Gottesdienst und Demo

Sie organisieren kulturelle Veranstaltungen und sind auch darüber hinaus ein Ort der Zusammenkunft. Hinzu kommen zwei ukrainische Samstagsschulen für Unterricht in der Muttersprache. Neben dem ukrainischen Lokal Elvira’s im dritten Bezirk gelten auch Kirchen als sozialer Treffpunkt. Vier religiöse Gemeinden zählt die Community in Wien: eine orthodoxe, eine evangelische und zwei katholische.

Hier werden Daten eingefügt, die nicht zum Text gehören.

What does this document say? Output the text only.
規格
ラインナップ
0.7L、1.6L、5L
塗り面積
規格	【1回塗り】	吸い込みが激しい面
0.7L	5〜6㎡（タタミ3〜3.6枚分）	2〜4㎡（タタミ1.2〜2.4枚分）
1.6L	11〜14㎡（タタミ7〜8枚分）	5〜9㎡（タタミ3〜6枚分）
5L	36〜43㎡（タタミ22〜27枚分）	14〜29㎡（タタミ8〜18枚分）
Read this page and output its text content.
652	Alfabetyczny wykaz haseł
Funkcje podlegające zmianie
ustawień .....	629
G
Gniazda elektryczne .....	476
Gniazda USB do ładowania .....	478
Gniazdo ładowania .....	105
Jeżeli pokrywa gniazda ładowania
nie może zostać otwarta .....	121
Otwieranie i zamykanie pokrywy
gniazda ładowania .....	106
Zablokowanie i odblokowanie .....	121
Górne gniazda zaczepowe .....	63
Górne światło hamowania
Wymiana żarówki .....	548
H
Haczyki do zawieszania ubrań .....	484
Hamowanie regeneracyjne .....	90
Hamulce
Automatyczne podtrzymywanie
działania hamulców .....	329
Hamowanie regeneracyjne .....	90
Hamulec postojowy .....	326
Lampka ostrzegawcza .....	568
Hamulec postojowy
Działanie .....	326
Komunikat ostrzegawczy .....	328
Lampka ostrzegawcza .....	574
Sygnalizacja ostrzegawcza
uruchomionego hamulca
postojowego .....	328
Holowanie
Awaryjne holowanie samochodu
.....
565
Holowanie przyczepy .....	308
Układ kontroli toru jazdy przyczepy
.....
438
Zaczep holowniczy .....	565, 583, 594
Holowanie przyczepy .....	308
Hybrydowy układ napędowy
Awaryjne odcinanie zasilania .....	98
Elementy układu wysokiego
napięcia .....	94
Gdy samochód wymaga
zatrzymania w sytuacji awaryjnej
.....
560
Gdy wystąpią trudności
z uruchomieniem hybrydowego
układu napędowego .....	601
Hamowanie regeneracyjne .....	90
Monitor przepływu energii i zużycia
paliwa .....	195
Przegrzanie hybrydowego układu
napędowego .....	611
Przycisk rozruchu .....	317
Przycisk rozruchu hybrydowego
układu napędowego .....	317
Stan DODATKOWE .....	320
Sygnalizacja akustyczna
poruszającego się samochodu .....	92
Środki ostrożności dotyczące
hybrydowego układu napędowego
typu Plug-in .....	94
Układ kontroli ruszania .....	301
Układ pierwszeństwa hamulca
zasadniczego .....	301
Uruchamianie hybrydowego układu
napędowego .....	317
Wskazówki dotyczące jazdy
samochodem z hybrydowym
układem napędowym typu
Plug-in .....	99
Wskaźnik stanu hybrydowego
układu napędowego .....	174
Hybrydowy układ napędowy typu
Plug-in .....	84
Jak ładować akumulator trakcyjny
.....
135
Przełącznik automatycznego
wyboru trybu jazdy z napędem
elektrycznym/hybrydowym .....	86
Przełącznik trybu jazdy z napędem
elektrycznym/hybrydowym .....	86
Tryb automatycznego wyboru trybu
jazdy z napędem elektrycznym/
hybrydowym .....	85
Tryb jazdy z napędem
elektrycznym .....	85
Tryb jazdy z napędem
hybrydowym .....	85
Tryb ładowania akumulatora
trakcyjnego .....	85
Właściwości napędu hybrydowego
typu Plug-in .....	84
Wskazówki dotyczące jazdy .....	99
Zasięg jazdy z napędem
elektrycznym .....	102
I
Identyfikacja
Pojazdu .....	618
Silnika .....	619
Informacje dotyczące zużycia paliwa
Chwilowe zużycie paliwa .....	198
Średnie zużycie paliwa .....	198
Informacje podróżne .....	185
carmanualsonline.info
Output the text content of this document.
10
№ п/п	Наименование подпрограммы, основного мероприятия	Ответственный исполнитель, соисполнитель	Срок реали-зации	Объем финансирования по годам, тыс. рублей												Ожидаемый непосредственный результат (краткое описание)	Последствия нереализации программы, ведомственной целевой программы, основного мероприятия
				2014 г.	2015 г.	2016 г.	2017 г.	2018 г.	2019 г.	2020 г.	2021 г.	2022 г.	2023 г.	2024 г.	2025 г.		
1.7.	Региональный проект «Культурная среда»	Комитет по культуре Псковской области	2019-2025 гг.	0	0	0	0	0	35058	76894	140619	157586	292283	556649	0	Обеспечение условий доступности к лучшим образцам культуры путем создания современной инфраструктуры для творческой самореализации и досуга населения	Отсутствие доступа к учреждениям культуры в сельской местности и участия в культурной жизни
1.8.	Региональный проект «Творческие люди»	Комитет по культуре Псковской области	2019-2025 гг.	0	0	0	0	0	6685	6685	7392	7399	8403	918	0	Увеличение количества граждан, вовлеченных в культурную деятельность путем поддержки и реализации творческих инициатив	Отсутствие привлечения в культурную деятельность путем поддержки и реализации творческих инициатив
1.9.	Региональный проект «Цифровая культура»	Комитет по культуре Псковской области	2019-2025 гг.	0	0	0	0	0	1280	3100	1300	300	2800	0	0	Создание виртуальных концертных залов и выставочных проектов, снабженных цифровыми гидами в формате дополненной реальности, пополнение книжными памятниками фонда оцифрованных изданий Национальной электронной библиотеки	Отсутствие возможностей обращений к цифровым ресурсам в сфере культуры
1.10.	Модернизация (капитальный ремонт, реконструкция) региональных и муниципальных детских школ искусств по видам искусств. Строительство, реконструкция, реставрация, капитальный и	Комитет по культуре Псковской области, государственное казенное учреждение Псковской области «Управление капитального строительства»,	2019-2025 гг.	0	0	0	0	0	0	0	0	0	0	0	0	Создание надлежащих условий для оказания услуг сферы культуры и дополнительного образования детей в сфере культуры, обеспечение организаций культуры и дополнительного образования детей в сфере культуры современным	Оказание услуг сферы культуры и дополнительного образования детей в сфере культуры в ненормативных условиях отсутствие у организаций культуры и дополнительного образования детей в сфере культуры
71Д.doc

Man besucht den Gottesdienst, tratscht anschließend im Freien, trinkt Kaffee oder setzt sich in eines der umliegenden Lokale. Allen voran die Barbarakirche wird gerne als politisches Zentrum genützt. An diesem Mittwochabend lehnt in einer Ecke eine mannshohe Ukraine-Fahne an der Wand, kleinere gelb-blaue Stockflaggen liegen auf den Tischen zwischen Plundergebäck und Gugelhupf zur Entnahme. Svitlana Kosachenko, eine der Mitorganisatorinnen der ukrainischen Proteste in Wien, ist sichtlich aufgewühlt. Die 45-jährige, die als Fremdenführerin in Wien lebt, sagt: "Dass Wladimir Putin so weit gehen würde, war für viele undenkbar. Aber er ist absolut unberechenbar." Ihre Familie lebt in Kiew, vor einer Woche schon konnte sie ihre Schwester und deren elfjährigen Sohn nach Wien holen. Visumsfrei dürfen Ukrainerinnen und Ukrainer drei Monate nach Österreich ein reisen. Bisher war Österreich von ukrainischen Flüchtlingsbewegungen nicht stark betroffen. Im Vorjahr zählte das Innenministerium 88 Asylanträge von dieser Gruppe von Staatsbürgerinnen und -bürgern.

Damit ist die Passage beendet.